Experts who reviewed the report for Neuroscience Today He said it provides a global picture of common symptoms in practice, especially among older patients, for which there are few definitive treatments.

“This paper sheds light on an unknown cause of deterioration in quality of life that is very common but also often overlooked in our neurological patient community,” said Scott Grossman, MD, assistant professor of neuroscience at NYU Langone Health. This article highlights the fact that tinnitus is often “tolerated” by patients even if it causes a reduced quality of life. My experience is consistent with the authors’ conclusion that tinnitus becomes more common as we age.

“Few breakthroughs have been made beyond symptom management,” said Dr. Grossman. “Standard of care includes a comprehensive assessment to determine the causes of hearing loss or associated vestibular symptoms, as well as first-line approaches, such as white noise machines which can be highly productive especially at night when patients are sleeping and ambient noise providing less distraction. This is a prevalent condition It will only increase with age among the population of the United States and the world.”

The most common cause of tinnitus (and hearing loss) is exposure to loud sound, said James Henry, senior researcher specializing in Veterans Affairs Rehabilitation Research and Development, National Center for Rehabilitation Audio Research in Portland, Oregon.

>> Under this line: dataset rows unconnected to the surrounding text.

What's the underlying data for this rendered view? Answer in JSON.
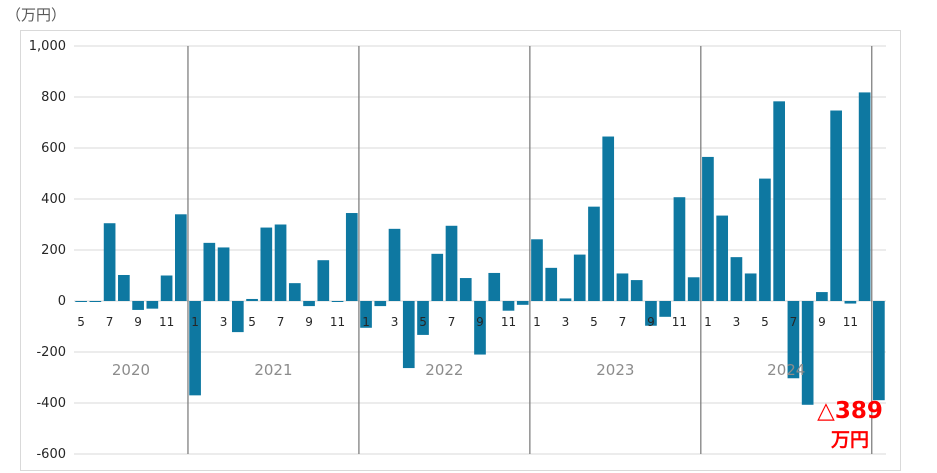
{
  "unit_label": "（万円）",
  "callout": {
    "value": "△389",
    "unit": "万円"
  },
  "colors": {
    "bar": "#0e78a1",
    "grid": "#d9d9d9",
    "separator": "#808080",
    "callout": "#ff0000"
  },
  "chart_data": {
    "type": "bar",
    "ylim": [
      -600,
      1000
    ],
    "yticks": [
      "1,000",
      "800",
      "600",
      "400",
      "200",
      "0",
      "-200",
      "-400",
      "-600"
    ],
    "ytick_values": [
      1000,
      800,
      600,
      400,
      200,
      0,
      -200,
      -400,
      -600
    ],
    "grid": true,
    "years": [
      "2020",
      "2021",
      "2022",
      "2023",
      "2024"
    ],
    "categories": [
      "2020-05",
      "2020-06",
      "2020-07",
      "2020-08",
      "2020-09",
      "2020-10",
      "2020-11",
      "2020-12",
      "2021-01",
      "2021-02",
      "2021-03",
      "2021-04",
      "2021-05",
      "2021-06",
      "2021-07",
      "2021-08",
      "2021-09",
      "2021-10",
      "2021-11",
      "2021-12",
      "2022-01",
      "2022-02",
      "2022-03",
      "2022-04",
      "2022-05",
      "2022-06",
      "2022-07",
      "2022-08",
      "2022-09",
      "2022-10",
      "2022-11",
      "2022-12",
      "2023-01",
      "2023-02",
      "2023-03",
      "2023-04",
      "2023-05",
      "2023-06",
      "2023-07",
      "2023-08",
      "2023-09",
      "2023-10",
      "2023-11",
      "2023-12",
      "2024-01",
      "2024-02",
      "2024-03",
      "2024-04",
      "2024-05",
      "2024-06",
      "2024-07",
      "2024-08",
      "2024-09",
      "2024-10",
      "2024-11",
      "2024-12",
      "2025-01"
    ],
    "month_labels": [
      "5",
      "",
      "7",
      "",
      "9",
      "",
      "11",
      "",
      "1",
      "",
      "3",
      "",
      "5",
      "",
      "7",
      "",
      "9",
      "",
      "11",
      "",
      "1",
      "",
      "3",
      "",
      "5",
      "",
      "7",
      "",
      "9",
      "",
      "11",
      "",
      "1",
      "",
      "3",
      "",
      "5",
      "",
      "7",
      "",
      "9",
      "",
      "11",
      "",
      "1",
      "",
      "3",
      "",
      "5",
      "",
      "7",
      "",
      "9",
      "",
      "11",
      "",
      ""
    ],
    "values": [
      0,
      -3,
      305,
      102,
      -35,
      -30,
      100,
      340,
      -370,
      228,
      210,
      -122,
      8,
      288,
      300,
      70,
      -20,
      160,
      0,
      345,
      -105,
      -20,
      283,
      -263,
      -133,
      185,
      295,
      90,
      -210,
      110,
      -38,
      -15,
      242,
      130,
      10,
      182,
      370,
      645,
      108,
      82,
      -97,
      -62,
      407,
      93,
      565,
      335,
      172,
      108,
      480,
      783,
      -303,
      -407,
      35,
      747,
      -10,
      818,
      -389
    ]
  }
}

“There are efforts to inform the public about this relationship, and hearing preservation efforts in schools and industrial settings, but I believe the impact of these efforts is limited and I am not aware of any evidence that the prevalence of tinnitus and hearing loss is declining,” said Dr. Henry, a research professor in the Department of Otolaryngology. and laryngology and head and neck surgery at Oregon Health & Science University in Portland, Oregon.

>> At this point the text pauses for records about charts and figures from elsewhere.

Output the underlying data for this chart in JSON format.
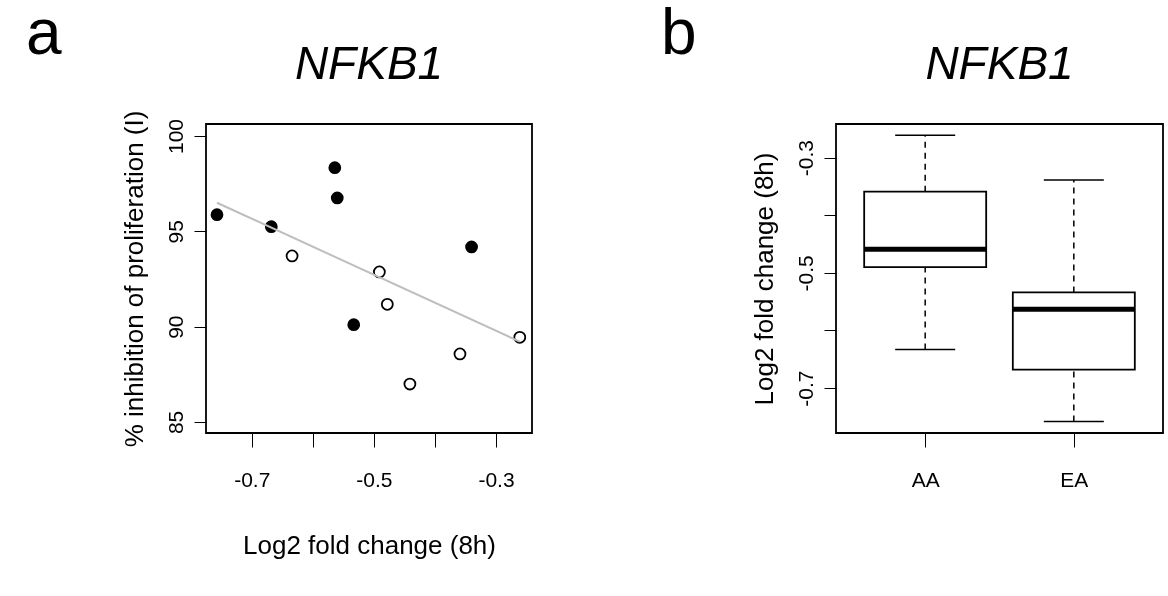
{
  "chart_data": [
    {
      "type": "scatter",
      "title": "NFKB1",
      "xlabel": "Log2 fold change (8h)",
      "ylabel": "% inhibition of proliferation (I)",
      "annotations": [
        "a"
      ],
      "grid": false,
      "xlim": [
        -0.775,
        -0.241
      ],
      "xticks": [
        -0.7,
        {
          "value": -0.6,
          "label": null
        },
        -0.5,
        {
          "value": -0.4,
          "label": null
        },
        -0.3
      ],
      "ylim": [
        84.42,
        100.63
      ],
      "yticks": [
        85,
        90,
        95,
        100
      ],
      "series": [
        {
          "color": "#000000",
          "marker": "circle",
          "x": [
            -0.757,
            -0.668,
            -0.564,
            -0.56,
            -0.533,
            -0.34
          ],
          "values": [
            95.87,
            95.24,
            98.34,
            96.75,
            90.1,
            94.18
          ]
        },
        {
          "color": "#ffffff",
          "marker": "circle",
          "x": [
            -0.634,
            -0.491,
            -0.478,
            -0.441,
            -0.359,
            -0.261
          ],
          "values": [
            93.71,
            92.87,
            91.17,
            86.99,
            88.57,
            89.44
          ]
        },
        {
          "type": "line",
          "color": "#bebebe",
          "x": [
            -0.757,
            -0.261
          ],
          "values": [
            96.5,
            89.21
          ]
        }
      ]
    },
    {
      "type": "box",
      "title": "NFKB1",
      "ylabel": "Log2 fold change (8h)",
      "annotations": [
        "b"
      ],
      "grid": false,
      "categories": [
        "AA",
        "EA"
      ],
      "ylim": [
        -0.778,
        -0.2416
      ],
      "yticks": [
        -0.3,
        {
          "value": -0.4,
          "label": null
        },
        -0.5,
        {
          "value": -0.6,
          "label": null
        },
        -0.7
      ],
      "boxes": [
        {
          "low": -0.633,
          "q1": -0.49,
          "median": -0.459,
          "q3": -0.359,
          "high": -0.261
        },
        {
          "low": -0.758,
          "q1": -0.668,
          "median": -0.563,
          "q3": -0.534,
          "high": -0.339
        }
      ]
    }
  ]
}
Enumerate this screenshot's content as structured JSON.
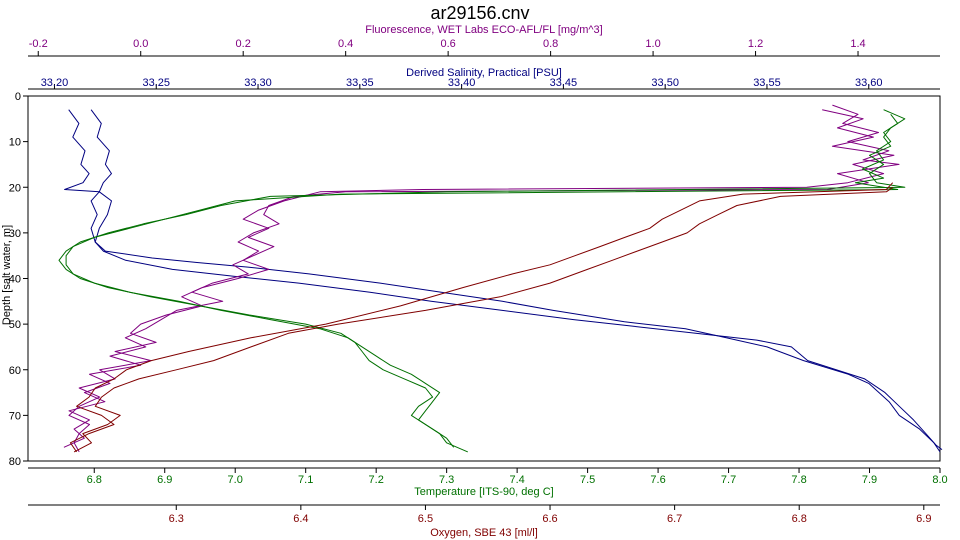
{
  "chart_data": {
    "type": "line",
    "title": "ar29156.cnv",
    "ylabel": "Depth [salt water, m]",
    "ylim": [
      0,
      80
    ],
    "y_ticks": [
      0,
      10,
      20,
      30,
      40,
      50,
      60,
      70,
      80
    ],
    "grid": false,
    "axes": {
      "fluorescence": {
        "label": "Fluorescence, WET Labs ECO-AFL/FL [mg/m^3]",
        "range": [
          -0.22,
          1.56
        ],
        "ticks": [
          "-0.2",
          "0.0",
          "0.2",
          "0.4",
          "0.6",
          "0.8",
          "1.0",
          "1.2",
          "1.4"
        ],
        "color": "#800080"
      },
      "salinity": {
        "label": "Derived Salinity, Practical [PSU]",
        "range": [
          33.187,
          33.635
        ],
        "ticks": [
          "33.20",
          "33.25",
          "33.30",
          "33.35",
          "33.40",
          "33.45",
          "33.50",
          "33.55",
          "33.60"
        ],
        "color": "#000080"
      },
      "temperature": {
        "label": "Temperature [ITS-90, deg C]",
        "range": [
          6.706,
          8.0
        ],
        "ticks": [
          "6.8",
          "6.9",
          "7.0",
          "7.1",
          "7.2",
          "7.3",
          "7.4",
          "7.5",
          "7.6",
          "7.7",
          "7.8",
          "7.9",
          "8.0"
        ],
        "color": "#007000"
      },
      "oxygen": {
        "label": "Oxygen, SBE 43 [ml/l]",
        "range": [
          6.181,
          6.913
        ],
        "ticks": [
          "6.3",
          "6.4",
          "6.5",
          "6.6",
          "6.7",
          "6.8",
          "6.9"
        ],
        "color": "#800000"
      }
    },
    "series": [
      {
        "axis": "salinity",
        "color": "#000080",
        "points": [
          [
            33.207,
            3
          ],
          [
            33.212,
            6
          ],
          [
            33.209,
            9
          ],
          [
            33.215,
            12
          ],
          [
            33.213,
            15
          ],
          [
            33.217,
            17
          ],
          [
            33.214,
            19
          ],
          [
            33.205,
            20.5
          ],
          [
            33.222,
            21
          ],
          [
            33.218,
            23
          ],
          [
            33.221,
            26
          ],
          [
            33.218,
            29
          ],
          [
            33.22,
            32
          ],
          [
            33.225,
            34
          ],
          [
            33.248,
            35.5
          ],
          [
            33.27,
            36.5
          ],
          [
            33.295,
            37.5
          ],
          [
            33.325,
            39
          ],
          [
            33.36,
            41
          ],
          [
            33.39,
            43
          ],
          [
            33.42,
            45
          ],
          [
            33.445,
            47
          ],
          [
            33.48,
            49.5
          ],
          [
            33.51,
            51
          ],
          [
            33.53,
            53
          ],
          [
            33.55,
            55
          ],
          [
            33.568,
            58
          ],
          [
            33.59,
            61
          ],
          [
            33.6,
            63
          ],
          [
            33.61,
            67
          ],
          [
            33.615,
            70
          ],
          [
            33.625,
            73
          ],
          [
            33.632,
            76
          ],
          [
            33.635,
            78
          ]
        ]
      },
      {
        "axis": "salinity",
        "color": "#000080",
        "points": [
          [
            33.218,
            3
          ],
          [
            33.223,
            6
          ],
          [
            33.221,
            9
          ],
          [
            33.227,
            12
          ],
          [
            33.225,
            15
          ],
          [
            33.228,
            17
          ],
          [
            33.224,
            19
          ],
          [
            33.222,
            21
          ],
          [
            33.228,
            23
          ],
          [
            33.226,
            26
          ],
          [
            33.222,
            29
          ],
          [
            33.22,
            32
          ],
          [
            33.224,
            34
          ],
          [
            33.235,
            36
          ],
          [
            33.258,
            38
          ],
          [
            33.288,
            39.5
          ],
          [
            33.32,
            41
          ],
          [
            33.355,
            43
          ],
          [
            33.385,
            45
          ],
          [
            33.42,
            47
          ],
          [
            33.455,
            49
          ],
          [
            33.485,
            50.5
          ],
          [
            33.515,
            52
          ],
          [
            33.545,
            53.5
          ],
          [
            33.562,
            55
          ],
          [
            33.57,
            58
          ],
          [
            33.598,
            62
          ],
          [
            33.608,
            65
          ],
          [
            33.615,
            68
          ],
          [
            33.622,
            71
          ],
          [
            33.628,
            74
          ],
          [
            33.633,
            76.5
          ],
          [
            33.636,
            77.5
          ]
        ]
      },
      {
        "axis": "fluorescence",
        "color": "#800080",
        "points": [
          [
            1.35,
            2
          ],
          [
            1.4,
            4
          ],
          [
            1.37,
            6
          ],
          [
            1.44,
            8
          ],
          [
            1.38,
            10
          ],
          [
            1.46,
            12
          ],
          [
            1.41,
            14
          ],
          [
            1.48,
            15
          ],
          [
            1.36,
            17
          ],
          [
            1.42,
            19
          ],
          [
            1.34,
            20.5
          ],
          [
            0.4,
            21
          ],
          [
            0.3,
            22
          ],
          [
            0.25,
            24
          ],
          [
            0.24,
            26
          ],
          [
            0.27,
            28
          ],
          [
            0.22,
            30
          ],
          [
            0.19,
            32
          ],
          [
            0.23,
            34
          ],
          [
            0.2,
            36
          ],
          [
            0.25,
            38
          ],
          [
            0.19,
            40
          ],
          [
            0.12,
            42
          ],
          [
            0.08,
            44
          ],
          [
            0.12,
            46
          ],
          [
            0.05,
            48
          ],
          [
            0.0,
            50
          ],
          [
            -0.02,
            52
          ],
          [
            0.03,
            54
          ],
          [
            -0.05,
            56
          ],
          [
            0.02,
            58
          ],
          [
            -0.08,
            60
          ],
          [
            -0.05,
            62
          ],
          [
            -0.12,
            64
          ],
          [
            -0.08,
            66
          ],
          [
            -0.12,
            68
          ],
          [
            -0.14,
            70
          ],
          [
            -0.1,
            72
          ],
          [
            -0.12,
            74
          ],
          [
            -0.13,
            76
          ],
          [
            -0.12,
            78
          ]
        ]
      },
      {
        "axis": "fluorescence",
        "color": "#800080",
        "points": [
          [
            1.33,
            3
          ],
          [
            1.41,
            5
          ],
          [
            1.36,
            7
          ],
          [
            1.43,
            9
          ],
          [
            1.35,
            11
          ],
          [
            1.47,
            13
          ],
          [
            1.39,
            15
          ],
          [
            1.45,
            17
          ],
          [
            1.38,
            19
          ],
          [
            1.3,
            20
          ],
          [
            0.55,
            20.5
          ],
          [
            0.35,
            21
          ],
          [
            0.28,
            23
          ],
          [
            0.23,
            25
          ],
          [
            0.2,
            27
          ],
          [
            0.25,
            29
          ],
          [
            0.21,
            31
          ],
          [
            0.26,
            33
          ],
          [
            0.22,
            35
          ],
          [
            0.18,
            37
          ],
          [
            0.21,
            39
          ],
          [
            0.14,
            41
          ],
          [
            0.1,
            43
          ],
          [
            0.16,
            45
          ],
          [
            0.07,
            47
          ],
          [
            0.04,
            49
          ],
          [
            0.01,
            51
          ],
          [
            -0.03,
            53
          ],
          [
            0.01,
            55
          ],
          [
            -0.06,
            57
          ],
          [
            0.0,
            59
          ],
          [
            -0.1,
            61
          ],
          [
            -0.06,
            63
          ],
          [
            -0.11,
            65
          ],
          [
            -0.07,
            67
          ],
          [
            -0.14,
            69
          ],
          [
            -0.1,
            71
          ],
          [
            -0.13,
            73
          ],
          [
            -0.11,
            75
          ],
          [
            -0.15,
            77
          ]
        ]
      },
      {
        "axis": "temperature",
        "color": "#007000",
        "points": [
          [
            7.92,
            3
          ],
          [
            7.95,
            5
          ],
          [
            7.93,
            7
          ],
          [
            7.92,
            9
          ],
          [
            7.93,
            11
          ],
          [
            7.9,
            13
          ],
          [
            7.92,
            15
          ],
          [
            7.9,
            17
          ],
          [
            7.91,
            19
          ],
          [
            7.95,
            20
          ],
          [
            7.3,
            21
          ],
          [
            7.05,
            22
          ],
          [
            6.98,
            24
          ],
          [
            6.93,
            26
          ],
          [
            6.87,
            28
          ],
          [
            6.82,
            30
          ],
          [
            6.78,
            32
          ],
          [
            6.76,
            34
          ],
          [
            6.75,
            36
          ],
          [
            6.76,
            38
          ],
          [
            6.78,
            40
          ],
          [
            6.82,
            42
          ],
          [
            6.88,
            44
          ],
          [
            6.95,
            46
          ],
          [
            7.02,
            48
          ],
          [
            7.1,
            50
          ],
          [
            7.15,
            52
          ],
          [
            7.17,
            54
          ],
          [
            7.18,
            56
          ],
          [
            7.19,
            58
          ],
          [
            7.21,
            60
          ],
          [
            7.24,
            62
          ],
          [
            7.27,
            64
          ],
          [
            7.28,
            66
          ],
          [
            7.26,
            68
          ],
          [
            7.25,
            70
          ],
          [
            7.27,
            72
          ],
          [
            7.29,
            74
          ],
          [
            7.3,
            76
          ],
          [
            7.33,
            78
          ]
        ]
      },
      {
        "axis": "temperature",
        "color": "#007000",
        "points": [
          [
            7.93,
            4
          ],
          [
            7.94,
            6
          ],
          [
            7.92,
            8
          ],
          [
            7.93,
            10
          ],
          [
            7.91,
            12
          ],
          [
            7.92,
            14
          ],
          [
            7.89,
            16
          ],
          [
            7.92,
            18
          ],
          [
            7.88,
            19
          ],
          [
            7.94,
            20.5
          ],
          [
            7.15,
            21.5
          ],
          [
            7.0,
            23
          ],
          [
            6.95,
            25
          ],
          [
            6.9,
            27
          ],
          [
            6.85,
            29
          ],
          [
            6.8,
            31
          ],
          [
            6.77,
            33
          ],
          [
            6.76,
            35
          ],
          [
            6.76,
            37
          ],
          [
            6.77,
            39
          ],
          [
            6.8,
            41
          ],
          [
            6.85,
            43
          ],
          [
            6.92,
            45
          ],
          [
            6.98,
            47
          ],
          [
            7.05,
            49
          ],
          [
            7.12,
            51
          ],
          [
            7.16,
            53
          ],
          [
            7.18,
            55
          ],
          [
            7.2,
            57
          ],
          [
            7.22,
            59
          ],
          [
            7.25,
            61
          ],
          [
            7.27,
            63
          ],
          [
            7.29,
            65
          ],
          [
            7.28,
            67
          ],
          [
            7.27,
            69
          ],
          [
            7.26,
            71
          ],
          [
            7.28,
            73
          ],
          [
            7.3,
            75
          ],
          [
            7.31,
            77
          ]
        ]
      },
      {
        "axis": "oxygen",
        "color": "#800000",
        "points": [
          [
            6.875,
            19
          ],
          [
            6.87,
            20.5
          ],
          [
            6.755,
            21.5
          ],
          [
            6.72,
            23
          ],
          [
            6.705,
            25
          ],
          [
            6.69,
            27
          ],
          [
            6.68,
            29
          ],
          [
            6.66,
            31
          ],
          [
            6.64,
            33
          ],
          [
            6.62,
            35
          ],
          [
            6.6,
            37
          ],
          [
            6.57,
            39
          ],
          [
            6.53,
            42
          ],
          [
            6.48,
            46
          ],
          [
            6.42,
            50
          ],
          [
            6.36,
            53
          ],
          [
            6.31,
            56
          ],
          [
            6.28,
            58
          ],
          [
            6.26,
            60
          ],
          [
            6.25,
            62
          ],
          [
            6.235,
            64
          ],
          [
            6.23,
            66
          ],
          [
            6.22,
            68
          ],
          [
            6.24,
            70
          ],
          [
            6.25,
            72
          ],
          [
            6.23,
            74
          ],
          [
            6.215,
            76
          ],
          [
            6.22,
            78
          ]
        ]
      },
      {
        "axis": "oxygen",
        "color": "#800000",
        "points": [
          [
            6.875,
            20
          ],
          [
            6.87,
            21
          ],
          [
            6.785,
            22
          ],
          [
            6.75,
            24
          ],
          [
            6.735,
            26
          ],
          [
            6.72,
            28
          ],
          [
            6.71,
            30
          ],
          [
            6.69,
            32
          ],
          [
            6.67,
            34
          ],
          [
            6.65,
            36
          ],
          [
            6.63,
            38
          ],
          [
            6.6,
            41
          ],
          [
            6.56,
            44
          ],
          [
            6.5,
            47
          ],
          [
            6.43,
            50
          ],
          [
            6.39,
            52
          ],
          [
            6.36,
            55
          ],
          [
            6.33,
            58
          ],
          [
            6.3,
            60
          ],
          [
            6.27,
            62
          ],
          [
            6.25,
            64
          ],
          [
            6.24,
            66
          ],
          [
            6.235,
            68
          ],
          [
            6.255,
            70
          ],
          [
            6.245,
            72
          ],
          [
            6.225,
            74
          ],
          [
            6.232,
            76
          ],
          [
            6.218,
            78
          ]
        ]
      }
    ]
  }
}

He added, “There is really no standard of care for tinnitus, although cognitive behavioral therapy (CBT) has the strongest research evidence according to published systematic reviews and clinical practice guidelines for tinnitus. We have developed the Progressive Management of Tinnitus (PTM) and completed two randomized trials Evidence-based evidence showing good results. To my knowledge, PTM has not yet been evaluated in a systematic review.”

Dr. Henry said CBT includes a combination of CBT and voice therapy. The approach is to teach people skills so that they can manage their reactions to tinnitus for as long as necessary.

The availability of physicians trained to manage tinnitus is variable, he said. Dr. Henry said: “CBT has the strongest research evidence for treating tinnitus, however health professionals with CBT experience – most of whom are psychologists – are generally not trained to provide CBT specifically for tinnitus.” Neuroscience Today. Audiologists, ear, and throat specialists are often the point of contact for people who complain of tinnitus. These professionals are fully trained to treat hearing problems. There is great variation in graduate training problems, however, in providing training in tinnitus management.”

“We need more systematic research to determine which types of sound therapy are most effective for reducing reactions to tinnitus and possibly even reducing or removing the sound itself,” he said. There is preliminary evidence that this may be possible, but the research has not been done. Meanwhile, treatments with evidence of efficacy include cognitive-behavioral therapy, PTM therapy, tinnitus retraining therapy (TRT), tinnitus activity therapy (TAT), and hearing aids, especially those with streaming capabilities (from smartphones). “

Dr. Henry explained that TRT seeks to retrain the brain to “get used” or stop caring about tinnitus. Treatment includes structured counseling focused on the “neurophysiological model” and “enrichment of a healthy environment 24/7.” The TAT determines, for each patient, which of the four categories presents a problem: emotional well-being, hearing, sleep, and concentration. “All relevant groups are treated with educational guidance about tinnitus and its associated problems, and appropriate coping strategies are taught,” he said. In most cases, ‘partial blocking sound therapy’ is used.


None of the sources quoted had disclosures.